# Verdi - String Quartet in E Minor (SQ review)



## Merl (Jul 28, 2016)

Recommended (all fine) 

Nuovo
Vertavo
Enso
Hermes
Venezia
Britten
Saulesco
Guarneri
Salvatore Acardo et al
Giovane Italliano

*Better

Leipziger* - technically very accomplished and some of their playing is mesmeric but I miss some of the singing quality of other better contenders.
*Italiano* - the 1950s mono sound is a little harsh at the top end (wiry) and lacks bass too but that's no surprise. The playing is just lovely though.
*Alberni* - others may place this higher but I hear moments where they push a little too hard. Still a fine recording.
*Kapralova* - silky and very classy recording. Its their complete picture that is most convincing. Very pleasantly recorded sound.
*David* - another that is very thoroughly, capably performed and realised that's just missing a tiny bit of extra character.
*Tetzlaff* - vibrant and witty, live Spannungen performance with some glorious violin playing and slightly distracting audience noise in the Andantino.
*Melos* - exquisitely played and with a rich, full sound (see Alberni too). Can't really fault it.

*Highly recommended

Schumann* - gorgeous sound and real class here. The Schumann's play with great subtlety then explode with passion when needed.
*Quartetto Nous* - tremendous inner detail and tight, rhythmic structure plus rich, deep bass. Close to ideal recorded sound makes this one even better.
*Brodsky* - this one has a lighter, broader, more airy feel. I'd even suggest operatic (it is Verdi). Beautifully played.
*Artemis* - the Artemis are big in dynamics but they play with an organic swagger that's always committed.
*Delme* - such wonderful tone makes this performance really stand out. More vibrato than others here but boy they sound glorious and the 4th movement is superb.
*Hagen* - the Hagen's phrasing and dynamics are a joy. For an all round performance with everything, it's hard to beat.

*Top picks

Di Cremona* - when the Di Cremonas get it right they produce highly-charged and thoroughly riveting performances like this from their 'Italian journey' cd. Yes it's big and bold but you've gotta love the volatility and pace of that prestissimo. Elsewhere their slow moments have a singing quality and tightness of ensemble that's especially evident in the Andantino. If you like less characterised readings take the Delme, Brodsky or Hagen from the list below, instead, but if you love great playing you need to hear this.
*Streichquartett der Staatskapelle Berlin *- wow, this brand new reading is full of lovely insights and reactive playing. Strongly dynamic and tenderly gentle in equal measure, I was bowled over by the intensity of their vision.
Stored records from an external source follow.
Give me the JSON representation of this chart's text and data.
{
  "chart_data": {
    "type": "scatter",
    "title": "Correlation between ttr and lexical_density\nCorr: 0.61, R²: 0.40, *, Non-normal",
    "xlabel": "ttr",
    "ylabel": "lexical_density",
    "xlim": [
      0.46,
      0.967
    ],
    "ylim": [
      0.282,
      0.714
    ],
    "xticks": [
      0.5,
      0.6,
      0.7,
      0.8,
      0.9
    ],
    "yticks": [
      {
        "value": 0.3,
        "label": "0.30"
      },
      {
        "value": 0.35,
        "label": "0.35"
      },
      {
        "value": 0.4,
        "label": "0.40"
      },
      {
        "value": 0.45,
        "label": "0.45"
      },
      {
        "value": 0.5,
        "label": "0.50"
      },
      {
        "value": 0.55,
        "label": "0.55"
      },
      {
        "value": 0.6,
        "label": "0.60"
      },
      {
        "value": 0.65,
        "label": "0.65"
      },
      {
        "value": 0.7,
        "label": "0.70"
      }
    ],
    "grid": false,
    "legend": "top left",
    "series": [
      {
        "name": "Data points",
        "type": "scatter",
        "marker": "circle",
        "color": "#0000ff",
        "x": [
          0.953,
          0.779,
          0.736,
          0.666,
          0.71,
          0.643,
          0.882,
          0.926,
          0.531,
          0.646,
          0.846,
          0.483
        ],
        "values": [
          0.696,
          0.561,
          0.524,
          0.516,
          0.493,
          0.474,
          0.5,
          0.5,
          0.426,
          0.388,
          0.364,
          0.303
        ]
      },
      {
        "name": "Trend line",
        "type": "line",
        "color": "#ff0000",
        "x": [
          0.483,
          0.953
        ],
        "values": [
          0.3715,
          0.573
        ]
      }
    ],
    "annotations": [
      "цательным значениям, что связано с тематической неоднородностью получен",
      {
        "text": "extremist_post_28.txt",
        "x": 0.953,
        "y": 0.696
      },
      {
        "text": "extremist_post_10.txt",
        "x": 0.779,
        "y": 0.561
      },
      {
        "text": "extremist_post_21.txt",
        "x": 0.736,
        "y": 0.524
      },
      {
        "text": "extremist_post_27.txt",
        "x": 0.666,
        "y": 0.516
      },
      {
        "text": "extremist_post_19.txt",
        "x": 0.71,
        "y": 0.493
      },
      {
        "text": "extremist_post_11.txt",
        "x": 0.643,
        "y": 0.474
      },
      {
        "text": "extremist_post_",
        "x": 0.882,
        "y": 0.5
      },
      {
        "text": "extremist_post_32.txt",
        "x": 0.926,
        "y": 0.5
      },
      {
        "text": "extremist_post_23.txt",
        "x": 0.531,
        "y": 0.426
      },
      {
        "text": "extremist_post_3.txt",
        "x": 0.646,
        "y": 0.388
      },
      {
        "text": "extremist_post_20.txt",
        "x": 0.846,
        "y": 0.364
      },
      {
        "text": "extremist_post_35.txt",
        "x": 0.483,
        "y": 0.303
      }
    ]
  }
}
*Borusan* - Well this one came late to the party but it was worth the wait. Like the Cremona it's highly charged but the Turkish Quartet's dynamic approach is nowhere near as rapid as the Cremona in the prestissimo and there's a lilting quality about this performance that reminds me of the Brodskys in the quieter moments but don't be fooled as this one sure packs a big punch. . This is simply a superb performance.


----------